Tesla Inc reported quarterly earnings that doubled on Wednesday and a loss that was the automaker’s biggest ever, but its shares increased after revealing over 1,800 daily bookings for the Model 3 and forecasting increased Model S deliveries in the 2nd half of this year.
Shares increased as much as 8 percent to $351.67 in late trade.
In spite of a caution by CEO Elon Musk recently that the Silicon Valley automaker would deal with six months of “manufacturing hell” in order to produce its first Model Threes, investors were enthusiastic about remaining $3 billion money on hand at the end of the 2nd quarter, as loss-making automaker invested simply shy of $1 billion on capital investment, less than anticipated.
But given the continued build-out of the Fremont factory and Tesla’s Gigafactory battery plant located in Nevada, the possibility of ongoing cash burn is high. Tesla stated it is thinking of $2 billion in capital spending in the second half of the year, which would deteriorate its money cushion to about $1 billion.

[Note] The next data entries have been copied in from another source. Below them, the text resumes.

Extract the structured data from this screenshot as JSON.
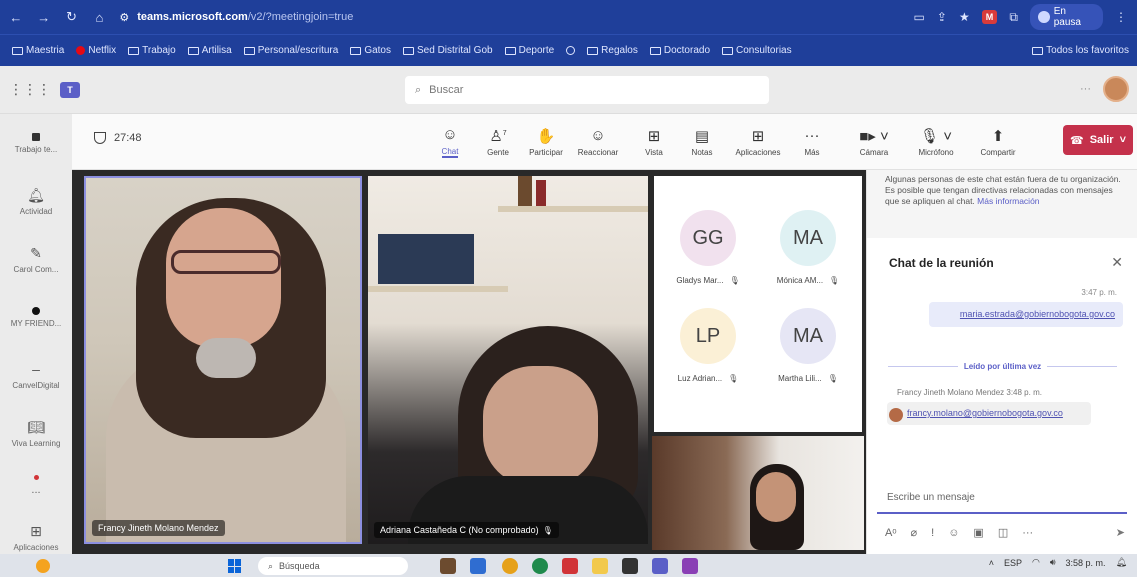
{
  "browser": {
    "url_domain": "teams.microsoft.com",
    "url_path": "/v2/?meetingjoin=true",
    "profile_label": "En pausa",
    "bookmarks": [
      "Maestria",
      "Netflix",
      "Trabajo",
      "Artilisa",
      "Personal/escritura",
      "Gatos",
      "Sed Distrital Gob",
      "Deporte",
      "Regalos",
      "Doctorado",
      "Consultorias"
    ],
    "bookmarks_right": "Todos los favoritos"
  },
  "teams_header": {
    "search_placeholder": "Buscar"
  },
  "left_rail": {
    "items": [
      {
        "label": "Trabajo te...",
        "icon": "square-icon"
      },
      {
        "label": "Actividad",
        "icon": "bell-icon"
      },
      {
        "label": "Carol Com...",
        "icon": "pencil-icon"
      },
      {
        "label": "MY FRIEND...",
        "icon": "dot-icon"
      },
      {
        "label": "CanvelDigital",
        "icon": "dash-icon"
      },
      {
        "label": "Viva Learning",
        "icon": "book-icon"
      },
      {
        "label": "...",
        "icon": "more-icon"
      },
      {
        "label": "Aplicaciones",
        "icon": "apps-icon"
      }
    ]
  },
  "meeting_bar": {
    "timer": "27:48",
    "tools": [
      {
        "label": "Chat",
        "icon": "chat-icon",
        "glyph": "☺"
      },
      {
        "label": "Gente",
        "icon": "people-icon",
        "glyph": "👥",
        "badge": "7"
      },
      {
        "label": "Participar",
        "icon": "raise-hand-icon",
        "glyph": "✋"
      },
      {
        "label": "Reaccionar",
        "icon": "reaction-icon",
        "glyph": "☺"
      },
      {
        "label": "Vista",
        "icon": "view-icon",
        "glyph": "⊞"
      },
      {
        "label": "Notas",
        "icon": "notes-icon",
        "glyph": "▤"
      },
      {
        "label": "Aplicaciones",
        "icon": "apps-icon",
        "glyph": "⊞"
      },
      {
        "label": "Más",
        "icon": "more-icon",
        "glyph": "···"
      }
    ],
    "devices": [
      {
        "label": "Cámara",
        "icon": "camera-icon"
      },
      {
        "label": "Micrófono",
        "icon": "mic-off-icon"
      },
      {
        "label": "Compartir",
        "icon": "share-icon"
      }
    ],
    "exit_label": "Salir"
  },
  "participants": {
    "video_tiles": [
      {
        "name": "Francy Jineth Molano Mendez"
      },
      {
        "name": "Adriana Castañeda C (No comprobado)"
      }
    ],
    "avatars": [
      {
        "initials": "GG",
        "name": "Gladys Mar...",
        "color": "#f1e1ee"
      },
      {
        "initials": "MA",
        "name": "Mónica AM...",
        "color": "#dff1f3"
      },
      {
        "initials": "LP",
        "name": "Luz Adrian...",
        "color": "#fbf0d6"
      },
      {
        "initials": "MA",
        "name": "Martha Lili...",
        "color": "#e6e6f5"
      }
    ]
  },
  "chat": {
    "external_notice": "Algunas personas de este chat están fuera de tu organización. Es posible que tengan directivas relacionadas con mensajes que se apliquen al chat.",
    "notice_link": "Más información",
    "title": "Chat de la reunión",
    "messages": [
      {
        "time": "3:47 p. m.",
        "text": "maria.estrada@gobiernobogota.gov.co"
      },
      {
        "author_meta": "Francy Jineth Molano Mendez  3:48 p. m.",
        "text": "francy.molano@gobiernobogota.gov.co"
      }
    ],
    "last_read_label": "Leído por última vez",
    "compose_placeholder": "Escribe un mensaje"
  },
  "taskbar": {
    "search_placeholder": "Búsqueda",
    "lang": "ESP",
    "clock": "3:58 p. m."
  }
}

Musk, nonetheless, informed experts that the company was thinking about financial obligation to broaden cash on hand, “but not thinking of a capital raise.”
CFO Deepak Ahuja stated the automaker’s spending was at “historical highs,” totaling up to over $100 million weekly.
Model S demand was boosting, Tesla said, including that Model S and X shipments would boost in the 2nd half of this year.
Musk said financiers must have “absolutely no issue” that Tesla would cannot reach its production target of 10,000 automobiles weekly by the end of 2018.